Clearly $T$ is an operator on $V$ but $T$ is not an operator on $U$ as $T|_U(u_m)\notin U$.
Is the proof correct?
Edit: Upon the suggestions in the comments, I thought of typing up the proof in a more correct way for any future readers. Using the same ideas but stating where the hypothesis is being used and defining $T$ in a simple way.
Proof $2$: Again we will be proving the contrapositive. Suppose that $U\ne \{0\}$ and $U\ne V$. Because every subspace of a finite dimensional vector space is part of a direct sum equal to it, there exists a subspace $W$ of $V$ such that $V=U\oplus W$. Let $u_1,\dots,u_m,w_1,\dots,w_n$ be a basis of $V$ consisting of the basis of $U$ and the basis of $W$. The $u's$ in the basis of $U$ exist as $U\ne \{0\}$ and this basis can be extended to a basis of $V$ by adding additional vectors because $U\ne V$.

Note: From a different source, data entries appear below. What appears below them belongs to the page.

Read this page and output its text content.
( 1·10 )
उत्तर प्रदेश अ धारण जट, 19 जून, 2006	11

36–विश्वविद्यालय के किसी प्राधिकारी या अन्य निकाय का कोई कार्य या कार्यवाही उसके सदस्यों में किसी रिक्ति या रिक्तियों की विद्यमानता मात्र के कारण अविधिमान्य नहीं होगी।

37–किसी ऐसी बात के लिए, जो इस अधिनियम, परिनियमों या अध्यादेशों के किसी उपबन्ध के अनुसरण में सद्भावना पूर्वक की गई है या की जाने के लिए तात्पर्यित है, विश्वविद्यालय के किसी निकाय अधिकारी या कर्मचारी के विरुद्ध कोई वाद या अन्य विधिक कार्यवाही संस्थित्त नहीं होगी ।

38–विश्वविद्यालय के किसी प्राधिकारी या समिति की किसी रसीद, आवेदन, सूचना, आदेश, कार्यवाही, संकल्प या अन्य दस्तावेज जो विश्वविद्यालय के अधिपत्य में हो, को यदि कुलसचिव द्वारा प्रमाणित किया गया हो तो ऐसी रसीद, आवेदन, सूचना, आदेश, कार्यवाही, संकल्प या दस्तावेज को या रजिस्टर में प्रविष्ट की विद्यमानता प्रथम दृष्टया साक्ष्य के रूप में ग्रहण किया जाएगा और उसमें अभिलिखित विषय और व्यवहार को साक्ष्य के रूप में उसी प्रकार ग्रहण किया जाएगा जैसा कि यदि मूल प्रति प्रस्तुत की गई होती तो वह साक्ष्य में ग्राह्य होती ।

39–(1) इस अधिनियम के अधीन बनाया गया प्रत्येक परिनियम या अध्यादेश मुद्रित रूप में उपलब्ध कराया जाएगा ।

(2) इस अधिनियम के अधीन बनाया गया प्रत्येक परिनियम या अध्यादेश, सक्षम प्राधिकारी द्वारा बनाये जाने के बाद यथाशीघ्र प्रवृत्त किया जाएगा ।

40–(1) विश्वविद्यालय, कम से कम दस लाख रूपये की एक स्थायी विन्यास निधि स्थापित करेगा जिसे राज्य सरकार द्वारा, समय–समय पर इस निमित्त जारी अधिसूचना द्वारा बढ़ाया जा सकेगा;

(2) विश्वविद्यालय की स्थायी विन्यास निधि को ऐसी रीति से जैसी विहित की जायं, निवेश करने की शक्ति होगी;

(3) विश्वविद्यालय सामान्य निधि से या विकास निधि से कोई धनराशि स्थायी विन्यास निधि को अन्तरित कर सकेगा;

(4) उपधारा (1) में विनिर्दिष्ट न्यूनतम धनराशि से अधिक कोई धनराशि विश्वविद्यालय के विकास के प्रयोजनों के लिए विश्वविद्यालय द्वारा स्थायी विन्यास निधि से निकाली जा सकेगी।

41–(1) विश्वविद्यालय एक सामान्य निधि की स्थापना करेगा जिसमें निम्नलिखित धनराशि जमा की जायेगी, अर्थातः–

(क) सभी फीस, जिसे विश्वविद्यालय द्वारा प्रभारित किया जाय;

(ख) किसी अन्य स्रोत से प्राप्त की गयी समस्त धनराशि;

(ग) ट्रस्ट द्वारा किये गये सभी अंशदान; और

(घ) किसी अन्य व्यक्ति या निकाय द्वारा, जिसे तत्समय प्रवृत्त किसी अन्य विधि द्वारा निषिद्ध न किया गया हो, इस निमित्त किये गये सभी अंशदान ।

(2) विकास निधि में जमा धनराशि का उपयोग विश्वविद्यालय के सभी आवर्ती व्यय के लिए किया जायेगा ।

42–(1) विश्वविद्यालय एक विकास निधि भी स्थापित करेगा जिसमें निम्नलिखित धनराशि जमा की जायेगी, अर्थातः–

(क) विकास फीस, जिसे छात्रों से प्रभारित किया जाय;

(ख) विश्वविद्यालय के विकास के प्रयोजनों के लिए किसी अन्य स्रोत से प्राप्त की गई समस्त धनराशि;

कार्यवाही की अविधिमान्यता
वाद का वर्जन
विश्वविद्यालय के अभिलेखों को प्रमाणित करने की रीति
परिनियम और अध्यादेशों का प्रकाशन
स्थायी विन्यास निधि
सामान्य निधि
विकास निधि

Define a linear map $T : V\to V$ by $$T(a_1u_1+\dots+a_nw_n)=a_nw_n$$ Then we have that $T(u_1)\notin U$. Hence, $T$ is not an operator on $U$.
Best Answer
Your proof is correct but requires reader to know about direct sum notion and this result. Proof: Assume towards contradiction, $\exists$ $U$ subspace of $V$ such that $U\neq \{0\},V$ and $U$ is invariant under $T$, $\forall T\in L(V,V)$. Let $\{\alpha_1,…,\alpha_r\}$ be basis of $U$, where $1\leq r\lt n$. Let $\{\alpha_1,…,\alpha_n\}$ be basis of $V$. Define linear operator $T$ on $V$ such that $T(\alpha_i)=\alpha_n$, for all $\leq i\leq n$. Then $T(\alpha_1)=\alpha_n\notin \text{span}(\{\alpha_1,…,\alpha_r\})=U$. So $U$ is not invariant under $T$. Thus we reach contradiction. Hence $U=\{0\}$ or $U=V$.
There are probably thousand way to construct linear operator to reach contradiction.